Working For The Cash Machine

Not that it’s the most original thought in the world (and I can hardly be the first person to have spotted it), but I never cease to be amazed by the shockingly high fees some ticketing agencies will slap on top of already inflated gig ticket prices.

This morning I picked up a couple of tickets to see Hard-Fi at the Brixton Academy in May. I went through ticketweb, even though they’re part of evil ticketmaster, because their fees are always the cheapest (and you can pick the venue pick-up option, which is not only cheaper because you don’t have to pay an over inflated delivery charge, but also generally better because there’s no relying on the Royal Mail to worry about, and–at Brixton at least–you get to avoid the queues by going in through a separate entrance). Even so, they were charging 12% of the face value in fees (or £2.22 per ticket). Now I know that this is how they make their money, and that they don’t get a cut of the ticket price itself, but still, what the hell is the £8.88 I’ve just paid them for 4 tickets actually paying for? I booked through the website, so at no point was an actual human involved in the transaction, and the tickets will be printed out on the day of the show and stuffed into an envelope at the box office. Two quid for printing the name of the gig on a small bit of paper with a hologram on it? I don’t think so.
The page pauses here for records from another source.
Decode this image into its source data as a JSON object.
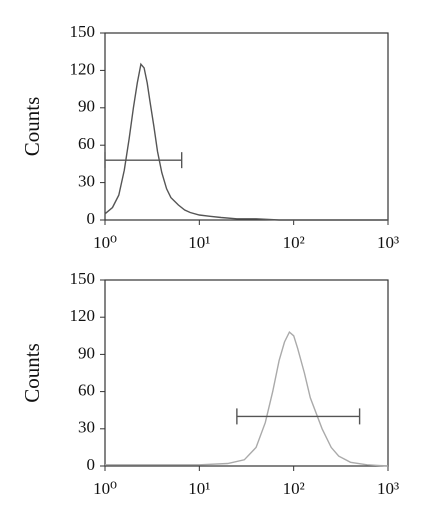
{
  "chart_data": [
    {
      "type": "line",
      "ylabel": "Counts",
      "log_x": true,
      "color": "#555555",
      "x": [
        1,
        1.2,
        1.4,
        1.6,
        1.8,
        2.0,
        2.2,
        2.4,
        2.6,
        2.8,
        3.0,
        3.3,
        3.6,
        4,
        4.5,
        5,
        6,
        7,
        8,
        10,
        13,
        17,
        25,
        40,
        70,
        150,
        1000
      ],
      "values": [
        5,
        10,
        20,
        40,
        65,
        90,
        110,
        125,
        122,
        110,
        95,
        75,
        55,
        38,
        25,
        18,
        12,
        8,
        6,
        4,
        3,
        2,
        1,
        1,
        0,
        0,
        0
      ],
      "xlim": [
        1,
        1000
      ],
      "ylim": [
        0,
        150
      ],
      "xticks": [
        {
          "value": 1,
          "label": "10⁰"
        },
        {
          "value": 10,
          "label": "10¹"
        },
        {
          "value": 100,
          "label": "10²"
        },
        {
          "value": 1000,
          "label": "10³"
        }
      ],
      "yticks": [
        0,
        30,
        60,
        90,
        120,
        150
      ],
      "gate": {
        "x": [
          1,
          6.5
        ],
        "y": 48
      }
    },
    {
      "type": "line",
      "ylabel": "Counts",
      "log_x": true,
      "color": "#aaaaaa",
      "x": [
        1,
        3,
        10,
        20,
        30,
        40,
        50,
        60,
        70,
        80,
        90,
        100,
        110,
        130,
        150,
        200,
        250,
        300,
        400,
        600,
        1000
      ],
      "values": [
        1,
        1,
        1,
        2,
        5,
        15,
        35,
        60,
        85,
        100,
        108,
        105,
        95,
        75,
        55,
        30,
        15,
        8,
        3,
        1,
        0
      ],
      "xlim": [
        1,
        1000
      ],
      "ylim": [
        0,
        150
      ],
      "xticks": [
        {
          "value": 1,
          "label": "10⁰"
        },
        {
          "value": 10,
          "label": "10¹"
        },
        {
          "value": 100,
          "label": "10²"
        },
        {
          "value": 1000,
          "label": "10³"
        }
      ],
      "yticks": [
        0,
        30,
        60,
        90,
        120,
        150
      ],
      "gate": {
        "x": [
          25,
          500
        ],
        "y": 40
      }
    }
  ]
}
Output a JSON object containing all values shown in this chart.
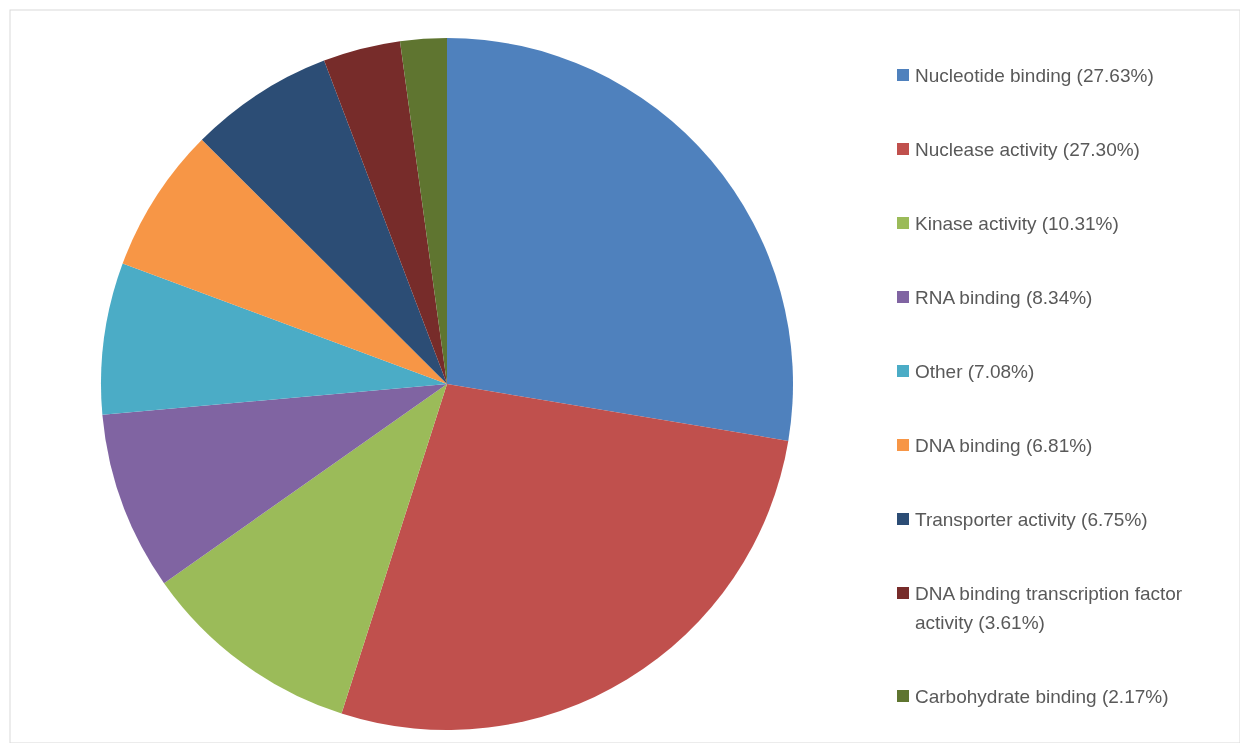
{
  "chart_data": {
    "type": "pie",
    "categories": [
      "Nucleotide binding (27.63%)",
      "Nuclease activity (27.30%)",
      "Kinase activity (10.31%)",
      "RNA binding (8.34%)",
      "Other (7.08%)",
      "DNA binding (6.81%)",
      "Transporter activity (6.75%)",
      "DNA binding transcription factor activity (3.61%)",
      "Carbohydrate binding (2.17%)"
    ],
    "values": [
      27.63,
      27.3,
      10.31,
      8.34,
      7.08,
      6.81,
      6.75,
      3.61,
      2.17
    ],
    "colors": [
      "#4f81bd",
      "#c0504d",
      "#9bbb59",
      "#8064a2",
      "#4bacc6",
      "#f79646",
      "#2c4d75",
      "#772c2a",
      "#5f7530"
    ],
    "legend": "right"
  }
}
I know for a fact that the same agency can happily print the tickets for First Friday at the Islington Academy for only 85p booking fee per ticket, so I’d be interested to know why it costs an extra £1.37 per ticket to wing the details over to Brixton electronically instead. Is this some special pricing structure that BT apply to electronic ticketing agencies? Do they charge more per kilometre that the data has to travel?
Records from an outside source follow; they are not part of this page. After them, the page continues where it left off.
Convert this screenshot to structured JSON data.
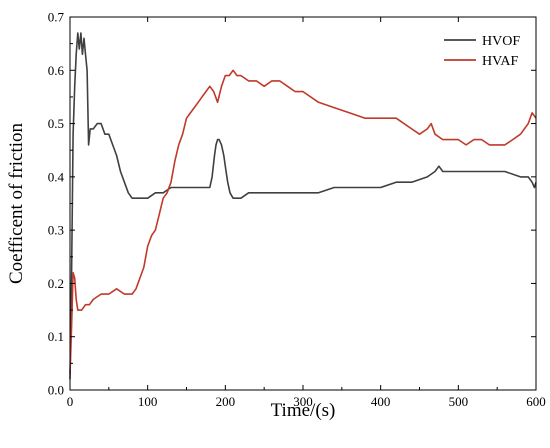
{
  "chart_data": {
    "type": "line",
    "title": "",
    "xlabel": "Time/(s)",
    "ylabel": "Coefficent of friction",
    "xlim": [
      0,
      600
    ],
    "ylim": [
      0,
      0.7
    ],
    "xticks": [
      "0",
      "100",
      "200",
      "300",
      "400",
      "500",
      "600"
    ],
    "yticks": [
      "0.0",
      "0.1",
      "0.2",
      "0.3",
      "0.4",
      "0.5",
      "0.6",
      "0.7"
    ],
    "grid": false,
    "legend_position": "top-right",
    "series": [
      {
        "name": "HVOF",
        "color": "#404040",
        "x": [
          0,
          2,
          4,
          6,
          8,
          10,
          12,
          14,
          16,
          18,
          20,
          22,
          24,
          26,
          30,
          35,
          40,
          45,
          50,
          55,
          60,
          65,
          70,
          75,
          80,
          85,
          90,
          95,
          100,
          110,
          120,
          130,
          140,
          150,
          160,
          170,
          180,
          183,
          186,
          188,
          190,
          192,
          195,
          198,
          200,
          203,
          206,
          210,
          215,
          220,
          230,
          240,
          250,
          260,
          280,
          300,
          320,
          340,
          360,
          380,
          400,
          420,
          440,
          460,
          470,
          475,
          480,
          490,
          500,
          510,
          520,
          540,
          560,
          580,
          590,
          595,
          598,
          600
        ],
        "values": [
          0.02,
          0.22,
          0.48,
          0.57,
          0.63,
          0.67,
          0.64,
          0.67,
          0.63,
          0.66,
          0.63,
          0.6,
          0.46,
          0.49,
          0.49,
          0.5,
          0.5,
          0.48,
          0.48,
          0.46,
          0.44,
          0.41,
          0.39,
          0.37,
          0.36,
          0.36,
          0.36,
          0.36,
          0.36,
          0.37,
          0.37,
          0.38,
          0.38,
          0.38,
          0.38,
          0.38,
          0.38,
          0.4,
          0.44,
          0.46,
          0.47,
          0.47,
          0.46,
          0.44,
          0.42,
          0.39,
          0.37,
          0.36,
          0.36,
          0.36,
          0.37,
          0.37,
          0.37,
          0.37,
          0.37,
          0.37,
          0.37,
          0.38,
          0.38,
          0.38,
          0.38,
          0.39,
          0.39,
          0.4,
          0.41,
          0.42,
          0.41,
          0.41,
          0.41,
          0.41,
          0.41,
          0.41,
          0.41,
          0.4,
          0.4,
          0.39,
          0.38,
          0.39
        ]
      },
      {
        "name": "HVAF",
        "color": "#c0392b",
        "x": [
          0,
          2,
          4,
          6,
          8,
          10,
          12,
          15,
          20,
          25,
          30,
          40,
          50,
          60,
          70,
          80,
          85,
          90,
          95,
          100,
          105,
          110,
          115,
          120,
          125,
          130,
          135,
          140,
          145,
          150,
          155,
          160,
          165,
          170,
          175,
          180,
          185,
          190,
          195,
          200,
          205,
          210,
          215,
          220,
          230,
          240,
          250,
          260,
          270,
          280,
          290,
          300,
          320,
          340,
          360,
          380,
          400,
          420,
          440,
          450,
          460,
          465,
          470,
          480,
          490,
          500,
          510,
          520,
          530,
          540,
          550,
          560,
          570,
          580,
          590,
          595,
          600
        ],
        "values": [
          0.03,
          0.12,
          0.22,
          0.21,
          0.17,
          0.15,
          0.15,
          0.15,
          0.16,
          0.16,
          0.17,
          0.18,
          0.18,
          0.19,
          0.18,
          0.18,
          0.19,
          0.21,
          0.23,
          0.27,
          0.29,
          0.3,
          0.33,
          0.36,
          0.37,
          0.39,
          0.43,
          0.46,
          0.48,
          0.51,
          0.52,
          0.53,
          0.54,
          0.55,
          0.56,
          0.57,
          0.56,
          0.54,
          0.57,
          0.59,
          0.59,
          0.6,
          0.59,
          0.59,
          0.58,
          0.58,
          0.57,
          0.58,
          0.58,
          0.57,
          0.56,
          0.56,
          0.54,
          0.53,
          0.52,
          0.51,
          0.51,
          0.51,
          0.49,
          0.48,
          0.49,
          0.5,
          0.48,
          0.47,
          0.47,
          0.47,
          0.46,
          0.47,
          0.47,
          0.46,
          0.46,
          0.46,
          0.47,
          0.48,
          0.5,
          0.52,
          0.51
        ]
      }
    ]
  }
}
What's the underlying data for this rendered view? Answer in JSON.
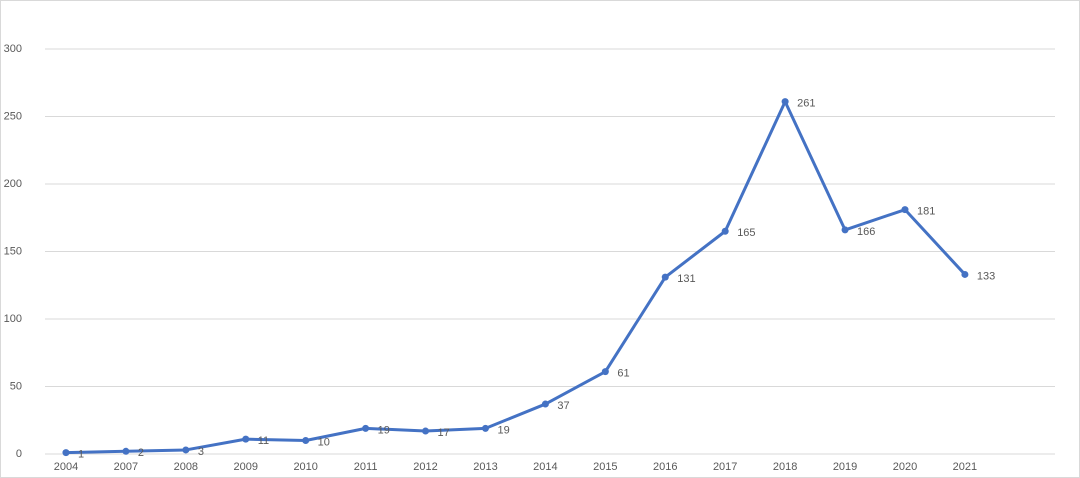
{
  "chart_data": {
    "type": "line",
    "categories": [
      "2004",
      "2007",
      "2008",
      "2009",
      "2010",
      "2011",
      "2012",
      "2013",
      "2014",
      "2015",
      "2016",
      "2017",
      "2018",
      "2019",
      "2020",
      "2021"
    ],
    "values": [
      1,
      2,
      3,
      11,
      10,
      19,
      17,
      19,
      37,
      61,
      131,
      165,
      261,
      166,
      181,
      133
    ],
    "color": "#4472c4",
    "ylim": [
      0,
      300
    ],
    "yticks": [
      0,
      50,
      100,
      150,
      200,
      250,
      300
    ],
    "grid": true
  }
}
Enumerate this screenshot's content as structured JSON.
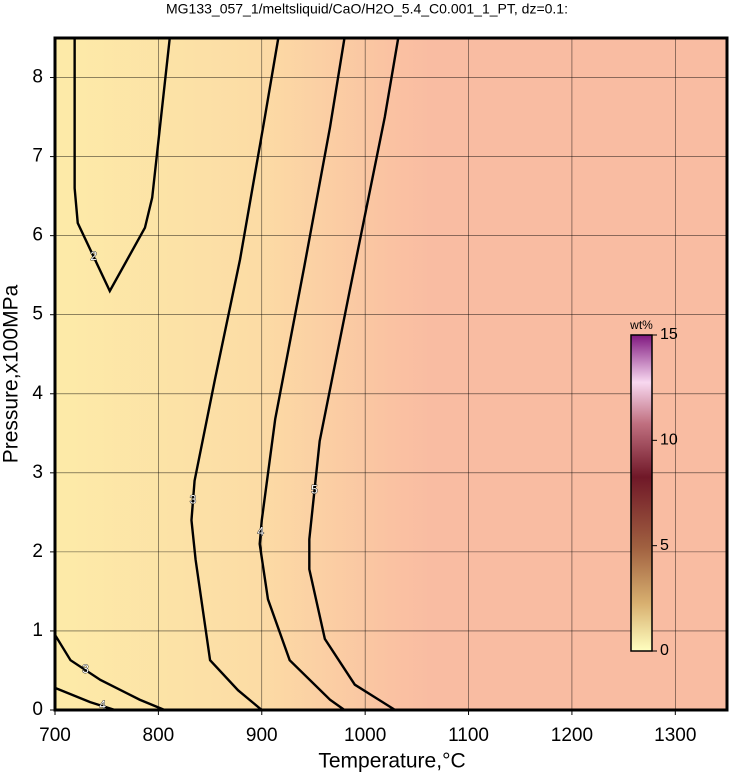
{
  "chart_data": {
    "type": "contour",
    "title": "MG133_057_1/meltsliquid/CaO/H2O_5.4_C0.001_1_PT, dz=0.1:",
    "x_label": "Temperature,°C",
    "y_label": "Pressure,x100MPa",
    "xlim": [
      700,
      1350
    ],
    "ylim": [
      0,
      8.5
    ],
    "xticks": [
      700,
      800,
      900,
      1000,
      1100,
      1200,
      1300
    ],
    "yticks": [
      0,
      1,
      2,
      3,
      4,
      5,
      6,
      7,
      8
    ],
    "grid": true,
    "contours": [
      {
        "level": 2,
        "x": [
          719,
          719,
          722,
          753,
          787,
          794,
          811
        ],
        "y": [
          8.5,
          6.6,
          6.16,
          5.3,
          6.1,
          6.48,
          8.5
        ]
      },
      {
        "level": 3,
        "x": [
          916,
          903,
          879,
          855,
          835,
          832,
          836,
          850,
          877,
          900
        ],
        "y": [
          8.5,
          7.5,
          5.7,
          4.2,
          2.9,
          2.4,
          1.9,
          0.63,
          0.25,
          0
        ]
      },
      {
        "level": 3,
        "x": [
          700,
          715,
          744,
          782,
          806
        ],
        "y": [
          0.95,
          0.63,
          0.38,
          0.13,
          0
        ]
      },
      {
        "level": 4,
        "x": [
          700,
          734,
          758
        ],
        "y": [
          0.28,
          0.1,
          0
        ]
      },
      {
        "level": 4,
        "x": [
          980,
          966,
          941,
          913,
          900,
          898,
          906,
          927,
          966,
          980
        ],
        "y": [
          8.5,
          7.37,
          5.6,
          3.68,
          2.4,
          2.1,
          1.4,
          0.63,
          0.13,
          0
        ]
      },
      {
        "level": 5,
        "x": [
          1032,
          1019,
          985,
          956,
          946,
          946,
          961,
          990,
          1029
        ],
        "y": [
          8.5,
          7.5,
          5.3,
          3.4,
          2.16,
          1.78,
          0.9,
          0.32,
          0
        ]
      }
    ],
    "colorbar": {
      "label": "wt%",
      "lim": [
        0,
        15
      ],
      "ticks": [
        0,
        5,
        10,
        15
      ]
    }
  }
}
Then again, it could be worse. “As a favour to the band’s fans” (I discovered on browsing their message board yesterday) they were running a presale yesterday through The Way Ahead/Seetickets/Gigsandtours.com (or whatever they choose to call themselves these days) agency (they of the Glasto ticket shenanigans fame). I could have picked up the same four tickets yesterday in the presale and paid a total of £15.70 in fees (this to buy four tickets with a face value of £18.50 each). That’s a total charge of 21%. So I decided to pass on that gracious advance offer from the band and take my chances with the general sale. I also noticed that Stargreen had tickets for sale as well, but their fees were up to a whopping seventeen quid. I wonder what they pay the envelope stuffers in these places…?
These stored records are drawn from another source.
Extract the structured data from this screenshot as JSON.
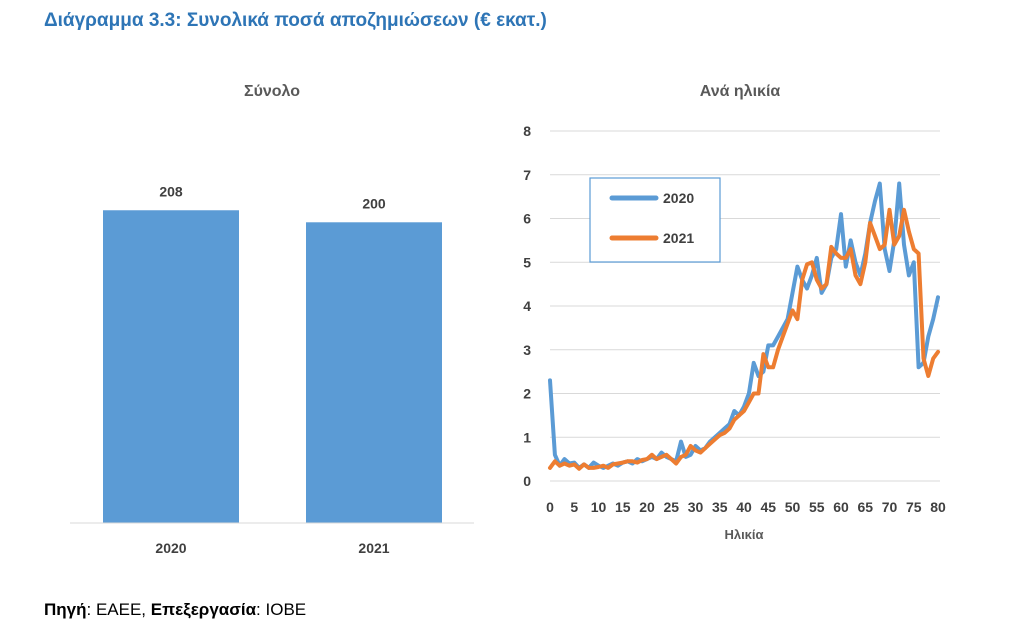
{
  "figure_title": "Διάγραμμα 3.3: Συνολικά ποσά αποζημιώσεων (€ εκατ.)",
  "source": {
    "label1": "Πηγή",
    "value1": ": ΕΑΕΕ, ",
    "label2": "Επεξεργασία",
    "value2": ": ΙΟΒΕ"
  },
  "colors": {
    "s2020": "#5B9BD5",
    "s2021": "#ED7D31",
    "title": "#2E75B6",
    "grid": "#D9D9D9"
  },
  "chart_data": [
    {
      "type": "bar",
      "title": "Σύνολο",
      "categories": [
        "2020",
        "2021"
      ],
      "values": [
        208,
        200
      ],
      "data_labels": [
        "208",
        "200"
      ],
      "ylim": [
        0,
        280
      ],
      "grid": false,
      "xlabel": "",
      "ylabel": ""
    },
    {
      "type": "line",
      "title": "Ανά ηλικία",
      "xlabel": "Ηλικία",
      "ylabel": "",
      "xlim": [
        0,
        80
      ],
      "ylim": [
        0,
        8
      ],
      "x_ticks": [
        "0",
        "5",
        "10",
        "15",
        "20",
        "25",
        "30",
        "35",
        "40",
        "45",
        "50",
        "55",
        "60",
        "65",
        "70",
        "75",
        "80"
      ],
      "y_ticks": [
        "0",
        "1",
        "2",
        "3",
        "4",
        "5",
        "6",
        "7",
        "8"
      ],
      "grid": true,
      "legend_position": "top-left",
      "x": [
        0,
        1,
        2,
        3,
        4,
        5,
        6,
        7,
        8,
        9,
        10,
        11,
        12,
        13,
        14,
        15,
        16,
        17,
        18,
        19,
        20,
        21,
        22,
        23,
        24,
        25,
        26,
        27,
        28,
        29,
        30,
        31,
        32,
        33,
        34,
        35,
        36,
        37,
        38,
        39,
        40,
        41,
        42,
        43,
        44,
        45,
        46,
        47,
        48,
        49,
        50,
        51,
        52,
        53,
        54,
        55,
        56,
        57,
        58,
        59,
        60,
        61,
        62,
        63,
        64,
        65,
        66,
        67,
        68,
        69,
        70,
        71,
        72,
        73,
        74,
        75,
        76,
        77,
        78,
        79,
        80
      ],
      "series": [
        {
          "name": "2020",
          "values": [
            2.3,
            0.6,
            0.35,
            0.5,
            0.4,
            0.42,
            0.3,
            0.38,
            0.3,
            0.42,
            0.35,
            0.3,
            0.35,
            0.4,
            0.35,
            0.42,
            0.45,
            0.4,
            0.5,
            0.45,
            0.5,
            0.55,
            0.5,
            0.65,
            0.55,
            0.5,
            0.45,
            0.9,
            0.55,
            0.6,
            0.8,
            0.7,
            0.75,
            0.9,
            1.0,
            1.1,
            1.2,
            1.3,
            1.6,
            1.5,
            1.7,
            2.0,
            2.7,
            2.4,
            2.5,
            3.1,
            3.1,
            3.3,
            3.5,
            3.7,
            4.3,
            4.9,
            4.6,
            4.4,
            4.7,
            5.1,
            4.3,
            4.5,
            5.1,
            5.3,
            6.1,
            4.9,
            5.5,
            5.0,
            4.7,
            5.2,
            5.9,
            6.4,
            6.8,
            5.3,
            4.8,
            5.5,
            6.8,
            5.4,
            4.7,
            5.0,
            2.6,
            2.7,
            3.3,
            3.7,
            4.2
          ]
        },
        {
          "name": "2021",
          "values": [
            0.3,
            0.45,
            0.35,
            0.4,
            0.35,
            0.38,
            0.28,
            0.38,
            0.3,
            0.3,
            0.32,
            0.35,
            0.3,
            0.38,
            0.4,
            0.42,
            0.45,
            0.45,
            0.42,
            0.48,
            0.5,
            0.6,
            0.5,
            0.55,
            0.6,
            0.5,
            0.4,
            0.55,
            0.6,
            0.8,
            0.7,
            0.65,
            0.75,
            0.85,
            0.95,
            1.05,
            1.1,
            1.2,
            1.4,
            1.5,
            1.6,
            1.8,
            2.0,
            2.0,
            2.9,
            2.6,
            2.6,
            3.0,
            3.3,
            3.6,
            3.9,
            3.7,
            4.6,
            4.95,
            5.0,
            4.6,
            4.4,
            4.5,
            5.35,
            5.2,
            5.1,
            5.1,
            5.3,
            4.7,
            4.5,
            5.0,
            5.9,
            5.6,
            5.3,
            5.4,
            6.2,
            5.4,
            5.6,
            6.2,
            5.7,
            5.3,
            5.2,
            2.8,
            2.4,
            2.8,
            2.95
          ]
        }
      ]
    }
  ]
}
AND while I’m on the subject, NME / Hard-Fi marketing peeps, please don’t give me this nonsense about them selling out Brixton in just 15 minutes, and suddenly adding extra dates due to unprecedented demand: it took them at least 24 hours of “presale” plus a good 60 – 90 minutes this morning to sell all the tickets for their first two dates [EDIT: And oh look: one of those Brixton dates they “sold out” in 15 minutes now has tickets available again online, over 24 hours after the tickets went onsale, yet still the NME inists that the band sold out their initial dates in 15 minutes (where did this figure come from, exactly?) and that they were “forced” to add more dates…], and, hey, well, that was a stroke of luck that you just happened to have some gaps in the tour schedule and were able to add in those extra dates to the tour like that. Just as well the Manchester Apollo and the Brixton Academy just happened to be available for another night, isn’t it?